1. The problem statement, all variables and given/known data
The deuteron ground state is made up of l = 0 and l = 2 states;
a)Show this mixture cannot be an eigenstate of a central potential Hamiltonian
b)Using first-order time independent perturbation theory, argue the potential must contain a term proportional to some combination of Y2m for this mixing to be possible.
c) However Y2m are not scalars, they're components of rank 2 tensors. The Hamiltonian must be a scalar so how can one construct a perturbation that is a scalar yet contain this rank 2 tensor?

2. Relevant equations

$H = (\frac{p^{2}}{2m} + V(r))$
$\psi_{total} = c\psi_{l=0} + d\psi_{l=2}$
$\psi_{l=0} = \frac{u_{0}(r)}{r} Y_{0m}$
$\psi_{l=2} = \frac{u_{2}(r)}{r} Y_{2m}$

3. The attempt at a solution

a) Since r is the same for both of them the fact that $H \psi = E \psi$, this implies that

$\frac{p^{2}}{2m}c \psi_{l=0} + \frac{p^{2}}{2m}c \psi_{l=2} = D (c \psi_{l=0} + d \psi_{l=2}) = (E - V(r))(c \psi_{l=0} + d \psi_{l=2})$

where D is a constant, however this is not true as as the two psi functions are not of the same form, hence they are not an eigenstate if the potential is constant.

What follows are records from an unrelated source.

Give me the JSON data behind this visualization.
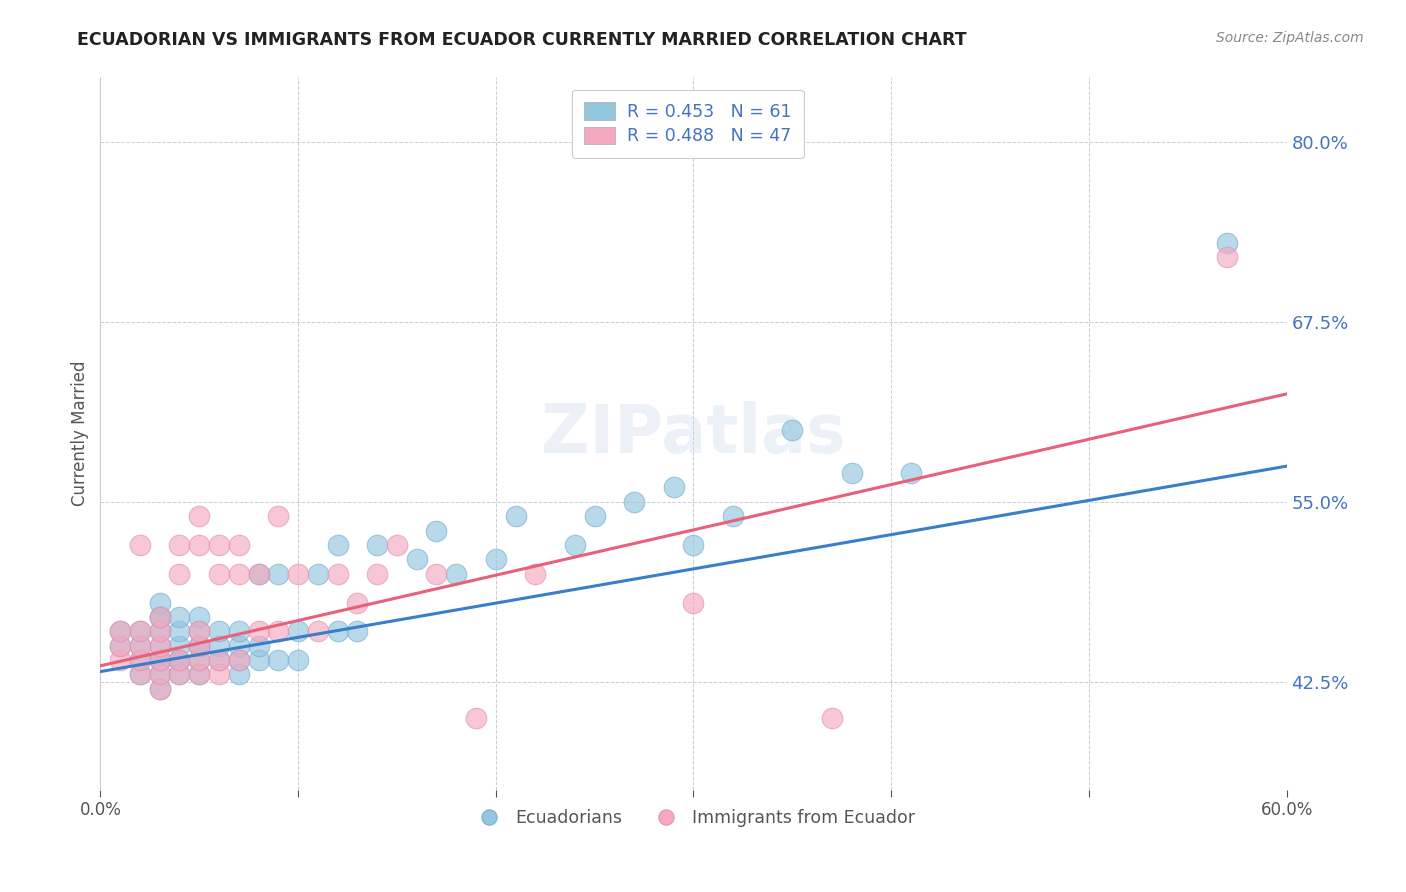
{
  "title": "ECUADORIAN VS IMMIGRANTS FROM ECUADOR CURRENTLY MARRIED CORRELATION CHART",
  "source": "Source: ZipAtlas.com",
  "ylabel_label": "Currently Married",
  "x_min": 0.0,
  "x_max": 0.6,
  "y_min": 0.35,
  "y_max": 0.845,
  "y_ticks": [
    0.425,
    0.55,
    0.675,
    0.8
  ],
  "legend_label1": "Ecuadorians",
  "legend_label2": "Immigrants from Ecuador",
  "color_blue": "#92C5DE",
  "color_pink": "#F4A9C0",
  "line_color_blue": "#3A7DC9",
  "line_color_pink": "#E8607A",
  "watermark": "ZIPatlas",
  "background_color": "#ffffff",
  "grid_color": "#b0b8c8",
  "title_color": "#222222",
  "tick_label_color": "#4472C4",
  "blue_scatter_x": [
    0.01,
    0.01,
    0.02,
    0.02,
    0.02,
    0.02,
    0.03,
    0.03,
    0.03,
    0.03,
    0.03,
    0.03,
    0.03,
    0.03,
    0.03,
    0.04,
    0.04,
    0.04,
    0.04,
    0.04,
    0.04,
    0.05,
    0.05,
    0.05,
    0.05,
    0.05,
    0.05,
    0.06,
    0.06,
    0.06,
    0.07,
    0.07,
    0.07,
    0.07,
    0.08,
    0.08,
    0.08,
    0.09,
    0.09,
    0.1,
    0.1,
    0.11,
    0.12,
    0.12,
    0.13,
    0.14,
    0.16,
    0.17,
    0.18,
    0.2,
    0.21,
    0.24,
    0.25,
    0.27,
    0.29,
    0.3,
    0.32,
    0.35,
    0.38,
    0.41,
    0.57
  ],
  "blue_scatter_y": [
    0.45,
    0.46,
    0.43,
    0.44,
    0.45,
    0.46,
    0.42,
    0.43,
    0.44,
    0.44,
    0.45,
    0.46,
    0.47,
    0.47,
    0.48,
    0.43,
    0.44,
    0.44,
    0.45,
    0.46,
    0.47,
    0.43,
    0.44,
    0.45,
    0.45,
    0.46,
    0.47,
    0.44,
    0.45,
    0.46,
    0.43,
    0.44,
    0.45,
    0.46,
    0.44,
    0.45,
    0.5,
    0.44,
    0.5,
    0.44,
    0.46,
    0.5,
    0.46,
    0.52,
    0.46,
    0.52,
    0.51,
    0.53,
    0.5,
    0.51,
    0.54,
    0.52,
    0.54,
    0.55,
    0.56,
    0.52,
    0.54,
    0.6,
    0.57,
    0.57,
    0.73
  ],
  "pink_scatter_x": [
    0.01,
    0.01,
    0.01,
    0.02,
    0.02,
    0.02,
    0.02,
    0.02,
    0.03,
    0.03,
    0.03,
    0.03,
    0.03,
    0.03,
    0.04,
    0.04,
    0.04,
    0.04,
    0.05,
    0.05,
    0.05,
    0.05,
    0.05,
    0.05,
    0.06,
    0.06,
    0.06,
    0.06,
    0.07,
    0.07,
    0.07,
    0.08,
    0.08,
    0.09,
    0.09,
    0.1,
    0.11,
    0.12,
    0.13,
    0.14,
    0.15,
    0.17,
    0.19,
    0.22,
    0.3,
    0.37,
    0.57
  ],
  "pink_scatter_y": [
    0.44,
    0.45,
    0.46,
    0.43,
    0.44,
    0.45,
    0.46,
    0.52,
    0.42,
    0.43,
    0.44,
    0.45,
    0.46,
    0.47,
    0.43,
    0.44,
    0.5,
    0.52,
    0.43,
    0.44,
    0.45,
    0.46,
    0.52,
    0.54,
    0.43,
    0.44,
    0.5,
    0.52,
    0.44,
    0.5,
    0.52,
    0.46,
    0.5,
    0.46,
    0.54,
    0.5,
    0.46,
    0.5,
    0.48,
    0.5,
    0.52,
    0.5,
    0.4,
    0.5,
    0.48,
    0.4,
    0.72
  ]
}
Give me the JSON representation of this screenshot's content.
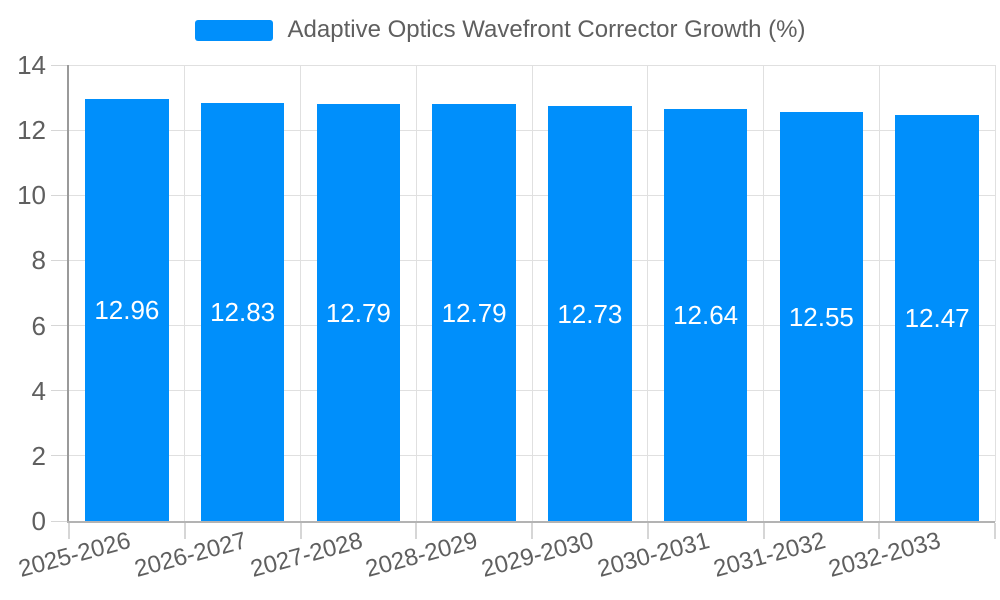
{
  "legend": {
    "label": "Adaptive Optics Wavefront Corrector Growth (%)"
  },
  "colors": {
    "bar": "#008FFB",
    "grid": "#e0e0e0",
    "axis": "#9a9a9a",
    "axis2": "#b3b3b3",
    "tick": "#d6d6d6",
    "text": "#5f5f5f",
    "data_label": "#ffffff",
    "background": "#ffffff"
  },
  "chart_data": {
    "type": "bar",
    "title": "Adaptive Optics Wavefront Corrector Growth (%)",
    "categories": [
      "2025-2026",
      "2026-2027",
      "2027-2028",
      "2028-2029",
      "2029-2030",
      "2030-2031",
      "2031-2032",
      "2032-2033"
    ],
    "values": [
      12.96,
      12.83,
      12.79,
      12.79,
      12.73,
      12.64,
      12.55,
      12.47
    ],
    "data_labels": [
      "12.96",
      "12.83",
      "12.79",
      "12.79",
      "12.73",
      "12.64",
      "12.55",
      "12.47"
    ],
    "series": [
      {
        "name": "Adaptive Optics Wavefront Corrector Growth (%)",
        "values": [
          12.96,
          12.83,
          12.79,
          12.79,
          12.73,
          12.64,
          12.55,
          12.47
        ]
      }
    ],
    "xlabel": "",
    "ylabel": "",
    "ylim": [
      0,
      14
    ],
    "yticks": [
      0,
      2,
      4,
      6,
      8,
      10,
      12,
      14
    ],
    "ytick_labels": [
      "0",
      "2",
      "4",
      "6",
      "8",
      "10",
      "12",
      "14"
    ],
    "grid": true,
    "legend_position": "top",
    "bar_label_position": "middle",
    "xlabel_rotation_deg": -15
  }
}
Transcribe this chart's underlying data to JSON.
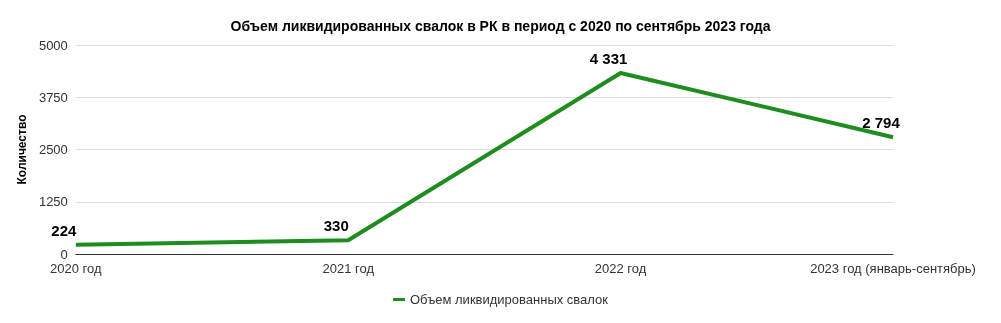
{
  "chart_data": {
    "type": "line",
    "title": "Объем ликвидированных свалок в РК в период с 2020 по сентябрь 2023 года",
    "ylabel": "Количество",
    "categories": [
      "2020 год",
      "2021 год",
      "2022 год",
      "2023 год (январь-сентябрь)"
    ],
    "series": [
      {
        "name": "Объем ликвидированных свалок",
        "color": "#1e8c1e",
        "values": [
          224,
          330,
          4331,
          2794
        ],
        "value_labels": [
          "224",
          "330",
          "4 331",
          "2 794"
        ]
      }
    ],
    "ylim": [
      0,
      5000
    ],
    "yticks": [
      0,
      1250,
      2500,
      3750,
      5000
    ],
    "grid": "y",
    "legend": "bottom",
    "marker": "none"
  }
}
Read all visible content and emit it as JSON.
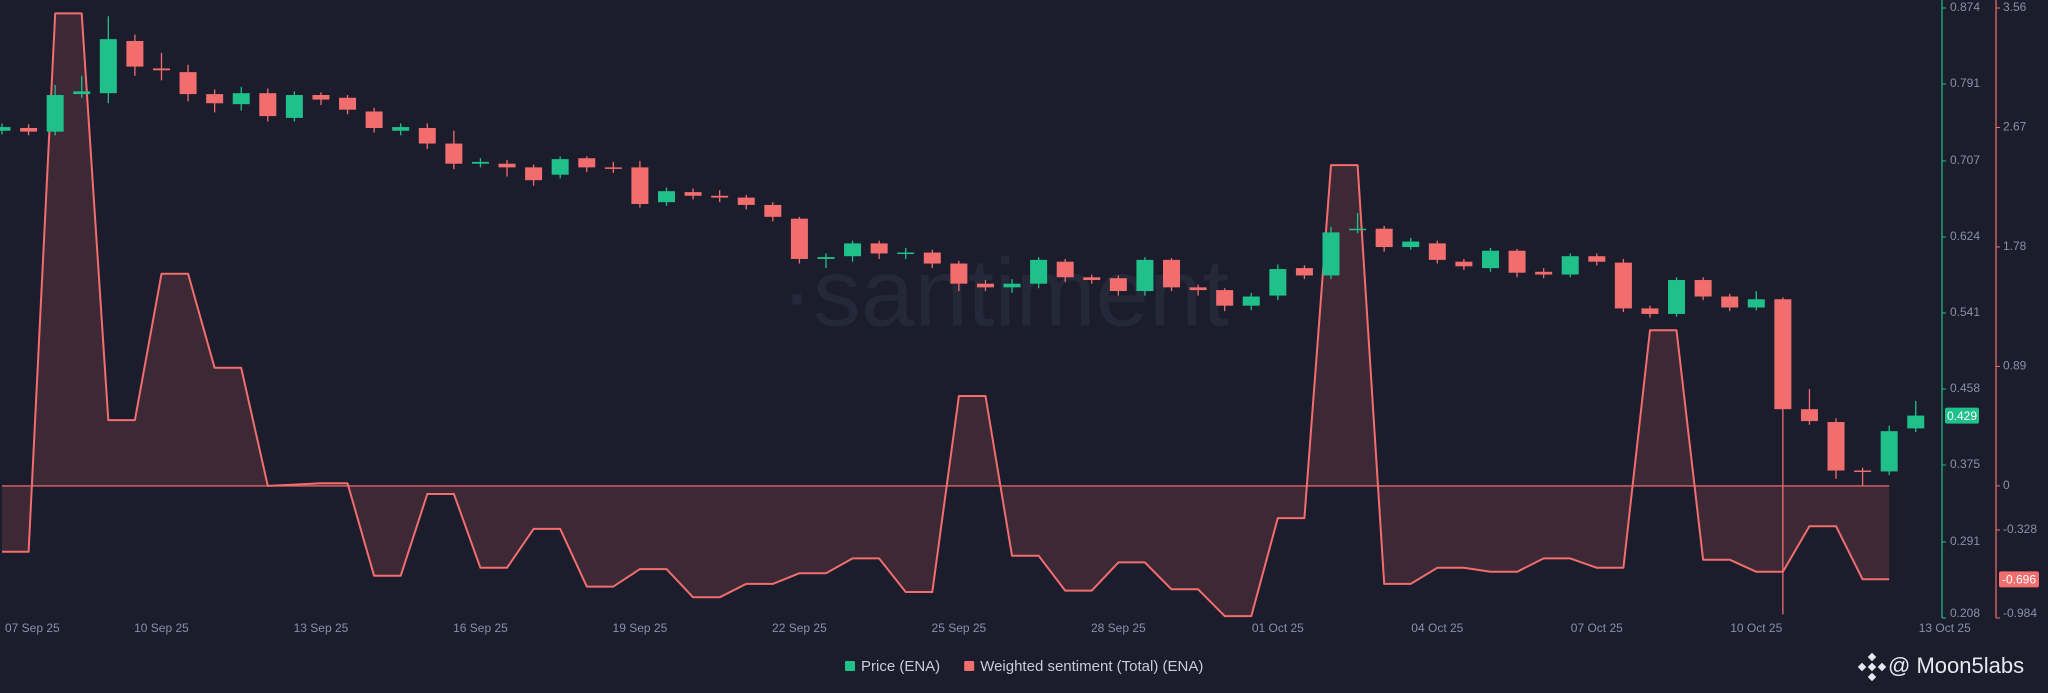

b) I'm really stuck on this bit, i'm not really very familiar with time independant pertubation theory but i've been trying to teach myself, so I let the hamiltonian equal sometime of the form;

$H_{new} = H_{0} + V$

I've tried playing around with the algebra trying to figure out why V(r) would be proportional to Y2m but i'm really stuck, and I can't envisage why it'd be proportional to Y2m but not Y0m anyway.

I'm sorry but I really don't know where to go, if anyone could point me in the right direction that'd be great thanks.